As promised a couple of days ago...
- Title: The Crack in the Cosmic Egg
- Subtitle: "Challenging Constructs of Mind and Reality"
- Cover blurb: "A startling breakthrough book — Essential for those who are seeking expanded ways to achieve creative living and learning"
- Author: Joseph "Joe" Chilton Pearce (1926-2016)
- Cover artist: Unknown. There are some initials in the corner, but they are partially obscured from wear. First letter might be an A.
- Publisher: Pocket Books (fifth printing, October 1974)
- Cover price: $1.50
- Original publication year: 1971
- Pages: 219
- Format: Paperback
- Provenance: Once owned by Ms. Joan E. Book of Shrewsbury, Pennsylvania. Purchased this year at The York Emporium.
- Dedication: "To the memory of my wife Patricia Ann mother of our five"
- First sentence on introduction: Almost a decade has passed since I first experienced the crack in my own cosmic egg, and made tentative attempts to translate it into communicable form.
- First sentence of book: There is a relationship between what we think is out there in the world and what we experience as being out there.
- Last sentence: So I find that my concern and love for life, my longing and desire, have sowed a wind within this orb of skull, and here in this spiraled fire I reap the whirlwind of all the worlds.
- Random sentences from middle: Piaget observed that we are continually hatching an enormous number of false ideas, conceits, Utopias, mystical explanations, superstitions, and megalomanic fantasies. All of these disappear when brought into contact with other people.
- Goodreads rating: 4.02 stars (out of 5.0)
- Goodreads review excerpt: In 2016, Nicholas wrote: "I wasn't sure I'd made a good choice when I ordered this book, as I prefer my data empirical and this seemed to lean more towards the speculative. Coupled with the fact that it was written in the seventies, referenced Don Juan and held Sri Lankan firewalking to be the principle evidence in the flexibilty of reality, made me even more suspect of my own decision making process, but I proceeded to read it regardless. By the end of the first chapter my fears where not confirmed and I began to enjoy the book for what it is."
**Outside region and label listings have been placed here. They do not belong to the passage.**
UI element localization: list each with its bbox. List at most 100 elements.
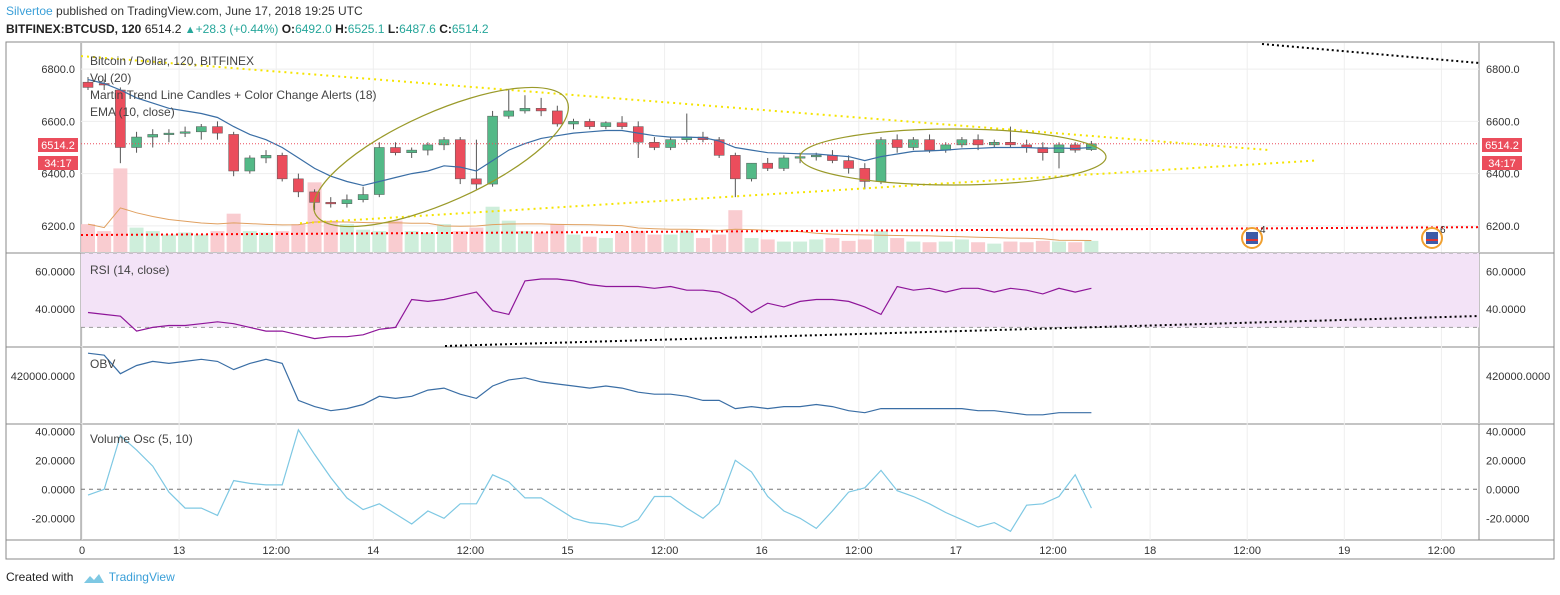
rsi-tick-left: 60.0000 xyxy=(35,267,75,279)
volume-bar xyxy=(259,232,274,252)
up-arrow-icon: ▲ xyxy=(184,24,196,36)
volume-bar xyxy=(695,238,710,252)
x-tick-label: 15 xyxy=(561,545,573,557)
candle-body xyxy=(212,126,223,134)
volume-bar xyxy=(971,242,986,252)
x-tick-label: 12:00 xyxy=(457,545,485,557)
volume-bar xyxy=(437,224,452,252)
vosc-legend: Volume Osc (5, 10) xyxy=(90,432,193,446)
x-tick-label: 19 xyxy=(1338,545,1350,557)
volume-bar xyxy=(793,241,808,252)
price-tag-left-price: 6514.2 xyxy=(41,140,75,152)
x-tick-label: 12:00 xyxy=(845,545,873,557)
price-tick-left: 6600.0 xyxy=(41,116,75,128)
x-tick-label: 18 xyxy=(1144,545,1156,557)
volume-bar xyxy=(97,231,112,252)
volume-bar xyxy=(744,238,759,252)
volume-bar xyxy=(679,231,694,252)
price-tick-left: 6800.0 xyxy=(41,64,75,76)
obv-tick-right: 420000.0000 xyxy=(1486,371,1550,383)
vosc-tick-left: -20.0000 xyxy=(32,513,75,525)
volume-bar xyxy=(582,236,597,252)
x-tick-label: 17 xyxy=(950,545,962,557)
volume-bar xyxy=(453,231,468,252)
candle-body xyxy=(260,155,272,159)
volume-bar xyxy=(615,232,630,252)
candle-body xyxy=(406,149,417,153)
support-line xyxy=(80,226,1480,237)
candle-body xyxy=(147,134,158,138)
x-tick-label: 0 xyxy=(79,545,85,557)
vosc-tick-left: 40.0000 xyxy=(35,426,75,438)
volume-bar xyxy=(1084,240,1099,252)
low-value: 6487.6 xyxy=(399,22,436,36)
rsi-tick-right: 60.0000 xyxy=(1486,267,1526,279)
candle-body xyxy=(471,178,482,185)
candle-body xyxy=(649,142,660,148)
x-tick-label: 16 xyxy=(756,545,768,557)
highlight-ellipse-1 xyxy=(313,86,569,228)
volume-bar xyxy=(161,234,176,252)
chart-canvas[interactable]: 6200.0 6200.0 6400.0 6400.0 6600.0 6600.0 6800… xyxy=(0,0,1560,570)
resistance-line xyxy=(1261,43,1480,64)
candle-body xyxy=(487,115,498,185)
candle-body xyxy=(632,126,644,143)
candle-body xyxy=(293,178,304,193)
volume-bar xyxy=(291,224,306,252)
volume-bar xyxy=(194,234,209,252)
candle-body xyxy=(325,202,336,205)
volume-bar xyxy=(81,224,95,252)
ema-line xyxy=(87,79,1092,187)
symbol-label: BITFINEX:BTCUSD, 120 xyxy=(6,22,142,36)
volume-bar xyxy=(145,231,160,252)
candle-body xyxy=(1037,147,1049,153)
volume-bar xyxy=(647,234,662,252)
volume-bar xyxy=(809,239,824,252)
volume-bar xyxy=(242,231,257,252)
high-label: H: xyxy=(335,22,348,36)
tradingview-logo-icon xyxy=(83,573,105,583)
volume-bar xyxy=(226,213,241,252)
x-tick-label: 12:00 xyxy=(1428,545,1456,557)
volume-bar xyxy=(922,242,937,252)
volume-bar xyxy=(550,224,565,252)
candle-body xyxy=(503,110,515,117)
candle-body xyxy=(422,144,434,151)
author-link[interactable]: Silvertoe xyxy=(6,4,53,18)
vosc-tick-left: 20.0000 xyxy=(35,455,75,467)
vosc-tick-left: 0.0000 xyxy=(41,484,75,496)
volume-bar xyxy=(420,232,435,252)
chart-header: Silvertoe published on TradingView.com, … xyxy=(0,0,1560,40)
tradingview-brand-link[interactable]: TradingView xyxy=(108,570,175,584)
candle-body xyxy=(179,131,191,134)
volume-bar xyxy=(728,210,743,252)
candle-body xyxy=(438,139,450,146)
volume-bar xyxy=(663,234,678,252)
open-value: 6492.0 xyxy=(295,22,332,36)
published-text: published on TradingView.com, June 17, 2… xyxy=(52,4,363,18)
low-label: L: xyxy=(387,22,400,36)
vosc-tick-right: 0.0000 xyxy=(1486,484,1520,496)
volume-bar xyxy=(485,206,500,252)
candle-body xyxy=(390,147,401,153)
price-tick-left: 6200.0 xyxy=(41,221,75,233)
x-tick-label: 12:00 xyxy=(651,545,679,557)
candle-body xyxy=(746,162,757,180)
candle-body xyxy=(519,108,531,112)
volume-bar xyxy=(760,239,775,252)
candle-body xyxy=(713,139,725,156)
martin-legend: Martin Trend Line Candles + Color Change… xyxy=(90,88,376,102)
candle-body xyxy=(341,199,353,204)
volume-bar xyxy=(631,231,646,252)
rsi-line xyxy=(87,278,1092,340)
last-price: 6514.2 xyxy=(144,22,182,36)
candle-body xyxy=(972,139,984,146)
volume-bar xyxy=(323,220,338,252)
candle-body xyxy=(196,126,207,133)
candle-body xyxy=(1053,144,1065,153)
price-tag-right-countdown: 34:17 xyxy=(1488,158,1516,170)
volume-bar xyxy=(129,227,144,252)
vosc-tick-right: 40.0000 xyxy=(1486,426,1526,438)
candle-body xyxy=(843,160,854,169)
price-tick-right: 6600.0 xyxy=(1486,116,1520,128)
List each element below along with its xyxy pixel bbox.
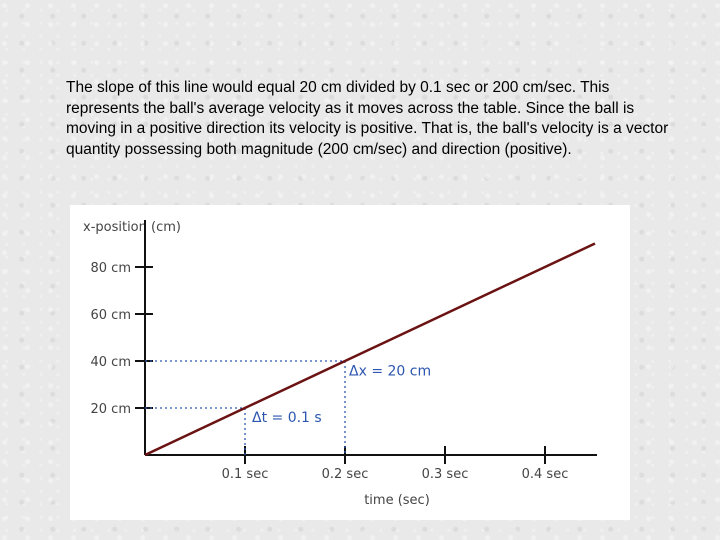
x-tick-label-3: 0.4 sec xyxy=(522,467,569,482)
x-tick-label-2: 0.3 sec xyxy=(422,467,469,482)
delta-t-label: Δt = 0.1 s xyxy=(252,410,322,426)
x-axis-label: time (sec) xyxy=(364,493,430,508)
position-time-chart: x-position (cm) time (sec) 20 cm 40 cm 60 … xyxy=(70,205,630,520)
y-tick-label-0: 20 cm xyxy=(91,402,132,417)
slide-paragraph: The slope of this line would equal 20 cm… xyxy=(66,79,669,158)
x-tick-label-1: 0.2 sec xyxy=(322,467,369,482)
delta-x-label: Δx = 20 cm xyxy=(349,364,431,380)
y-axis-label: x-position (cm) xyxy=(83,220,181,235)
y-tick-label-3: 80 cm xyxy=(91,261,132,276)
y-tick-label-1: 40 cm xyxy=(91,355,132,370)
chart-svg: x-position (cm) time (sec) 20 cm 40 cm 60 … xyxy=(83,220,597,508)
series-line xyxy=(144,242,596,457)
y-tick-label-2: 60 cm xyxy=(91,308,132,323)
x-tick-label-0: 0.1 sec xyxy=(222,467,269,482)
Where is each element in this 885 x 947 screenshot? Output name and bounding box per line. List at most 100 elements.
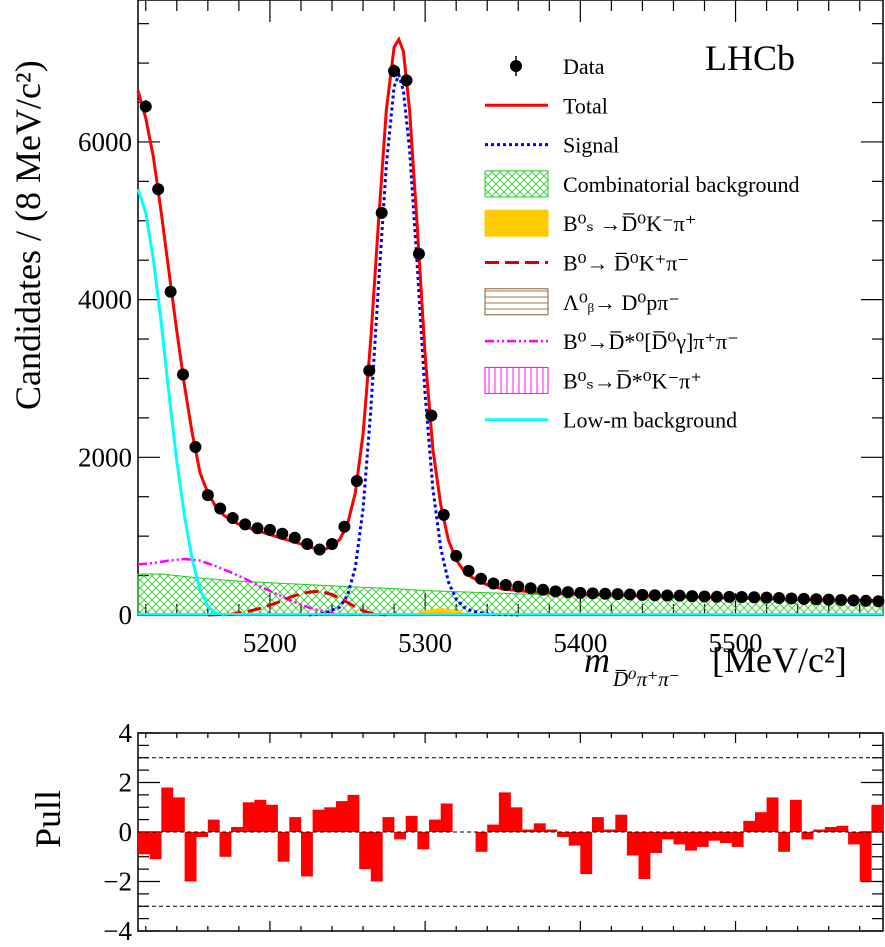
- low-m-background-curve: [136, 188, 224, 617]
- data-point: [537, 583, 550, 596]
- legend-swatch: [484, 288, 549, 316]
- legend-swatch: [484, 170, 549, 198]
- pull-bar: [347, 794, 360, 832]
- pull-bar: [172, 797, 185, 832]
- pull-bar: [557, 832, 569, 837]
- data-point: [350, 474, 363, 487]
- pull-bar: [301, 832, 313, 877]
- data-point: [201, 489, 214, 502]
- signal-curve: [308, 70, 519, 617]
- data-point: [288, 531, 301, 544]
- data-point: [450, 549, 463, 562]
- pull-bar: [254, 799, 267, 832]
- pull-bar: [720, 832, 732, 844]
- pull-bar: [661, 832, 674, 840]
- legend-label: B⁰ₛ→D̅*⁰K⁻π⁺: [563, 368, 702, 393]
- pull-bar: [219, 832, 232, 857]
- data-point: [760, 591, 773, 604]
- pull-bar: [207, 819, 220, 832]
- pull-bar: [335, 801, 348, 832]
- data-point: [437, 508, 450, 521]
- pull-bar: [626, 832, 639, 856]
- pull-axis-title: Pull: [28, 790, 68, 848]
- data-point: [549, 585, 562, 598]
- legend-swatch: [484, 209, 549, 237]
- pull-bar: [138, 832, 150, 855]
- data-point: [239, 518, 252, 531]
- legend-item-lambdab: Λ⁰ᵦ→ D⁰pπ⁻: [484, 288, 680, 316]
- pull-bar: [510, 807, 523, 833]
- pull-bar: [498, 792, 511, 832]
- data-point: [710, 590, 723, 603]
- pull-bar: [638, 832, 651, 879]
- data-point: [586, 587, 599, 600]
- data-point: [276, 527, 289, 540]
- pull-bar: [789, 799, 802, 832]
- data-point: [189, 441, 202, 454]
- x-axis-title: m D̅⁰π⁺π⁻ [MeV/c²]: [584, 640, 847, 691]
- pull-bar: [522, 829, 534, 832]
- data-point: [574, 586, 587, 599]
- data-point: [375, 206, 388, 219]
- x-tick-label: 5400: [553, 628, 607, 658]
- x-tick-label: 5300: [398, 628, 452, 658]
- y-tick-label: 6000: [78, 127, 132, 157]
- data-point: [624, 588, 637, 601]
- legend-item-comb: Combinatorial background: [484, 170, 799, 198]
- data-point: [872, 595, 885, 608]
- legend-label: Λ⁰ᵦ→ D⁰pπ⁻: [563, 290, 680, 315]
- data-point: [388, 64, 401, 77]
- y-tick-label: 0: [119, 600, 133, 630]
- data-point: [177, 368, 190, 381]
- legend-item-lowm: Low-m background: [485, 408, 737, 433]
- x-tick-label: 5200: [243, 628, 297, 658]
- pull-bar: [370, 832, 383, 882]
- legend-item-bs_dstar: B⁰ₛ→D̅*⁰K⁻π⁺: [484, 366, 702, 394]
- data-point: [139, 100, 152, 113]
- data-point: [251, 522, 264, 535]
- pull-bar: [429, 819, 441, 832]
- x-axis-title-sub: D̅⁰π⁺π⁻: [612, 667, 680, 691]
- legend-item-data: Data: [510, 54, 605, 79]
- pull-bar: [266, 804, 278, 832]
- data-point: [412, 247, 425, 260]
- data-point: [773, 592, 786, 605]
- data-point: [164, 285, 177, 298]
- data-point: [673, 589, 686, 602]
- data-point: [561, 586, 574, 599]
- pull-bar: [685, 832, 697, 851]
- pull-bar: [382, 817, 395, 832]
- pull-bar: [848, 832, 860, 845]
- data-point: [301, 538, 314, 551]
- pull-bar: [871, 804, 884, 832]
- pull-bar: [615, 814, 628, 832]
- pull-bar: [312, 809, 325, 832]
- data-point: [462, 564, 475, 577]
- pull-bar: [277, 832, 290, 862]
- pull-bar: [731, 832, 744, 847]
- data-point: [611, 588, 624, 601]
- pull-bar: [231, 827, 243, 832]
- pull-bar: [813, 829, 826, 832]
- data-point: [599, 587, 612, 600]
- pull-y-tick-label: 0: [119, 817, 133, 847]
- legend-label: B⁰ₛ →D̅⁰K⁻π⁺: [563, 211, 696, 236]
- data-point: [400, 74, 413, 87]
- data-point: [263, 523, 276, 536]
- data-point: [835, 594, 848, 607]
- legend-item-dstar_gamma: B⁰→D̅*⁰[D̅⁰γ]π⁺π⁻: [485, 329, 739, 354]
- brand-label: LHCb: [705, 38, 795, 78]
- legend-item-total: Total: [485, 93, 608, 118]
- pull-bar: [696, 832, 709, 847]
- legend-label: Signal: [563, 133, 619, 158]
- data-point: [214, 502, 227, 515]
- data-point: [425, 409, 438, 422]
- pull-y-tick-label: 4: [119, 718, 133, 748]
- pull-bar: [533, 823, 546, 832]
- data-point: [822, 593, 835, 606]
- pull-bar: [778, 832, 791, 852]
- legend-label: B⁰→D̅*⁰[D̅⁰γ]π⁺π⁻: [563, 329, 739, 354]
- pull-bar: [859, 832, 872, 882]
- pull-bar: [289, 817, 302, 832]
- legend-label: Data: [563, 54, 605, 79]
- Amazon rating: 4.4 stars (out of 5.0)
- Amazon review excerpt (slightly edited): In 2009, Elbert Clark wrote: "I reread this book after it had inspired me years ago to think in new directions. It still holds up brilliantly. I recently met the author, a feisty old gentleman, who apologized for the followup book to this work. He says it was essentially unproofed and unedited and explained how it got that way. The publisher simply ran with the first rough draft."
But wait, there's more...
Check out this nifty bookmark that was tucked away inside this paperback! It's from Bookarama, which had stores at the Westgate Mall in Bethlehem and the Hamilton Mall in Allentown.
The Westgate Mall, which opened in 1973, was sold last autumn to a joint venture led by Onyx Equities LLC and PCCP LLC.
The Hamilton Mall was an attempted re-envisioning, in the mid-1970s, of Allentown's downtown business district to lure shoppers who had fled to suburban shopping centers. It was never fully successful and faded out in the 1990s.
It appears the Bookarama stores were finished by the mid 1990s, too.